The specialized publication Economía 3 has published the opinion article by our managing partner, José Roca Barrachina, titled “Mergers Affect Us: Fewer Banks, Less Credit.” This reflection, prompted by the merger between Caixabank and Bankia, emphasizes how a new wave of bank mergers could negatively impact individuals and businesses.
In his article, José Roca recalls what happened during the previous crisis: “When bank mergers occur, although one of the goals is to ensure the flow of credit, we know the opposite can happen. During the merger years between 2008 and 2011, we experienced a contraction in credit supply and higher interest rates, as well as decreased competition, which reduced liquidity for SMEs. Let’s not forget that we had over sixty entities among savings banks and banks, and now there are eleven.”
Therefore, with experience, we can predict what might happen now. It is worth revisiting the circumstances when Santander absorbed Banesto, Banco Popular, or Banco Pastor. Or when Banco de Valencia was absorbed by Caixa, Caja Madrid by Bancaja, and CAM by Banco Sabadell. Who is the biggest loser besides the employees who lose their jobs? Undoubtedly, the customer.
Credit will no longer flow as before, prices will increase, and financing limits will be reduced because 1+1 does not usually equal 2, and the resulting number of entities will be fewer and fewer: from the current eleven banks (eight listed) we will go down to six or seven, making it difficult to maintain the current financing limits and leading to less access to liquidity.”

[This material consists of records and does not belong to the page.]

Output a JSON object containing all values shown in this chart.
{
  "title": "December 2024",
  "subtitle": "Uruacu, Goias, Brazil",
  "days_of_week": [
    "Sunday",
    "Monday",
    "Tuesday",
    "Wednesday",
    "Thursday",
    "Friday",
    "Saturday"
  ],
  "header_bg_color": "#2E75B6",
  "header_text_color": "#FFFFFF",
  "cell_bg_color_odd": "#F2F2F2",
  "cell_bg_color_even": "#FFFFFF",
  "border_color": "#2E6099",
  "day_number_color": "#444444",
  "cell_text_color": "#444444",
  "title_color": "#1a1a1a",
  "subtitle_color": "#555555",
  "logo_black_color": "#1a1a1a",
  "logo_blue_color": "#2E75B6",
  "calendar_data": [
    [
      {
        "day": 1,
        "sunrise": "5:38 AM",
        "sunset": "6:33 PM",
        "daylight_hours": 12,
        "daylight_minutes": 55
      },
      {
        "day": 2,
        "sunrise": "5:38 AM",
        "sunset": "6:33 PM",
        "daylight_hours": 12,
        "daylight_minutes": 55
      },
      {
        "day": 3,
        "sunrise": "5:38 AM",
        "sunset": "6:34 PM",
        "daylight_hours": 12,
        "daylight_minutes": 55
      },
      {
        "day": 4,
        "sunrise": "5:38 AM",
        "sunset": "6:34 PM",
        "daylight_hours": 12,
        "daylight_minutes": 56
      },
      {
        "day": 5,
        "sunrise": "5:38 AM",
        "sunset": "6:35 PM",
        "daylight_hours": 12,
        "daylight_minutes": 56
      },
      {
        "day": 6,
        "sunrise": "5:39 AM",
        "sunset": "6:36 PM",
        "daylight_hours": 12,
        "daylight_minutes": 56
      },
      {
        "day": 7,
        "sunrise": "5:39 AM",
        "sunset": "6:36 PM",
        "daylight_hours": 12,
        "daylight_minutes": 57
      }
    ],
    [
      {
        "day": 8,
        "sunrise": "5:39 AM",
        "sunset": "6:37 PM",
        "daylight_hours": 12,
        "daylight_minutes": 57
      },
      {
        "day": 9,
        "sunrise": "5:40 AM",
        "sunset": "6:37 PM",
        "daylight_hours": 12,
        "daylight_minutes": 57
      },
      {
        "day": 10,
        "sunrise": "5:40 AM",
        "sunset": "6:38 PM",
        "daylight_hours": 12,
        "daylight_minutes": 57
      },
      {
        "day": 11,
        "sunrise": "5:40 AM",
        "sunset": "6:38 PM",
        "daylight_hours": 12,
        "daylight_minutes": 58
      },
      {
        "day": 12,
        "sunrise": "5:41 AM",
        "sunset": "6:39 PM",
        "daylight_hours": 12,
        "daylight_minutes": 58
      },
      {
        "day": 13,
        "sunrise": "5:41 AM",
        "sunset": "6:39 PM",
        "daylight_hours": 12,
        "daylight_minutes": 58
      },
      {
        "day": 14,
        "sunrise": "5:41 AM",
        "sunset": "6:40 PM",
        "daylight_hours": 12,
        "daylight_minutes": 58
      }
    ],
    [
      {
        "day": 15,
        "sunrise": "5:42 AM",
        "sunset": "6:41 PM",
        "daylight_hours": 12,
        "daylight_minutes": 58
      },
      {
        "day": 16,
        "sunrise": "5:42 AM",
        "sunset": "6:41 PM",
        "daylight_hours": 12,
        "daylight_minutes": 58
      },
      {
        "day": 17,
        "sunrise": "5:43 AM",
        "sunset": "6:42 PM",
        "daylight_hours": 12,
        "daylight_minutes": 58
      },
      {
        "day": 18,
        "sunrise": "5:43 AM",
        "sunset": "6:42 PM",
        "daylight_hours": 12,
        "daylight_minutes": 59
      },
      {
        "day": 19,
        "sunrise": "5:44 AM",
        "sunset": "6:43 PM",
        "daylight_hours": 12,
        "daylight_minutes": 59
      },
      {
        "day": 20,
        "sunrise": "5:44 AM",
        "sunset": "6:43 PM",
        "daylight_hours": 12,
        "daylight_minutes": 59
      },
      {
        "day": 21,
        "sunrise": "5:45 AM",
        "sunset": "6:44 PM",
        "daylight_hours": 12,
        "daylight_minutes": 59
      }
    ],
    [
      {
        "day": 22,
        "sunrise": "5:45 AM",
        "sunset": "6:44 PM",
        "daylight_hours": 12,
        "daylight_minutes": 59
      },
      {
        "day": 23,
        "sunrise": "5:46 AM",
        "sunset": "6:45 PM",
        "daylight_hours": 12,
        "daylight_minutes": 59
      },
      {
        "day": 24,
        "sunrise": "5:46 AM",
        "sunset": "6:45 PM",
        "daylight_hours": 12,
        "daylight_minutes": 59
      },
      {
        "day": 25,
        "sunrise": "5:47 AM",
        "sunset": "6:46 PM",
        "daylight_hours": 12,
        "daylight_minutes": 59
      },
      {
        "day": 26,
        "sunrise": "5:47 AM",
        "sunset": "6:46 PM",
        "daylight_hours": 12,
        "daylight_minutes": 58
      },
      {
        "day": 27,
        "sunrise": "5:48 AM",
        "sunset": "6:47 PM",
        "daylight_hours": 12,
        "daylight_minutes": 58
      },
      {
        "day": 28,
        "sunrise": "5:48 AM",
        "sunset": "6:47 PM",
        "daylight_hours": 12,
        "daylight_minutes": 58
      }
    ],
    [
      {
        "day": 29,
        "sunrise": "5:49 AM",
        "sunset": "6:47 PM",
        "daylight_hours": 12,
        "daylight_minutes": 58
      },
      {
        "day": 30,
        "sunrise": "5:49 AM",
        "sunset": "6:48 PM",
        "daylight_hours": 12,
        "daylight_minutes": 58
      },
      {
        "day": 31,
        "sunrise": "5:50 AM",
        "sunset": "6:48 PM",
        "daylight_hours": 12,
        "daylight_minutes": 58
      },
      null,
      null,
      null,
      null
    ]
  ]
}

The managing partner of Kaizen Consulting provides a practical example: “A company that needs 10 million euros to finance its activity currently secures it with a pool of five banks, each contributing 2 million euros. If two of these five banks are absorbed, leaving a pool of three, who will provide the 4 million euros previously contributed by the two absorbed banks?” To avoid such problems, José Roca urges entrepreneurs to anticipate and safeguard themselves: “By seeking more financing options with other entities and knowing the alternatives of the alternative banking sector. Both are valid and compatible. If in the not-too-distant future, there will be half the number of Spanish banks we have today, we should analyze what the constantly growing alternative banking sector offers us: an environment with hundreds of players, ensuring a wide range of options without the risk of concentration.
Knowing that bank concentration will not be good for the consumer, simply because competition is reduced, and that within an oligopolistic market it is better to maximize options, reinventing our way of financing seems like a good idea. Those who only know the options of traditional banking are self-limiting, which can bring viability problems in the short term. Professionals dedicated to facilitating liquidity to companies are interlocutors with all financiers, not just traditional banks but also alternative banks, various funds, exits to the Alternative Stock Market, rentback operations… There are always options to obtain liquidity.”
In conclusion, he urges entrepreneurs to prioritize alternative financing options: “It’s time to question if what we are doing today will serve us in the coming months. Access to liquidity is the perfect lever to successfully overcome current uncertainties and ensure the future of companies. Not just for the coming months but for the coming years.”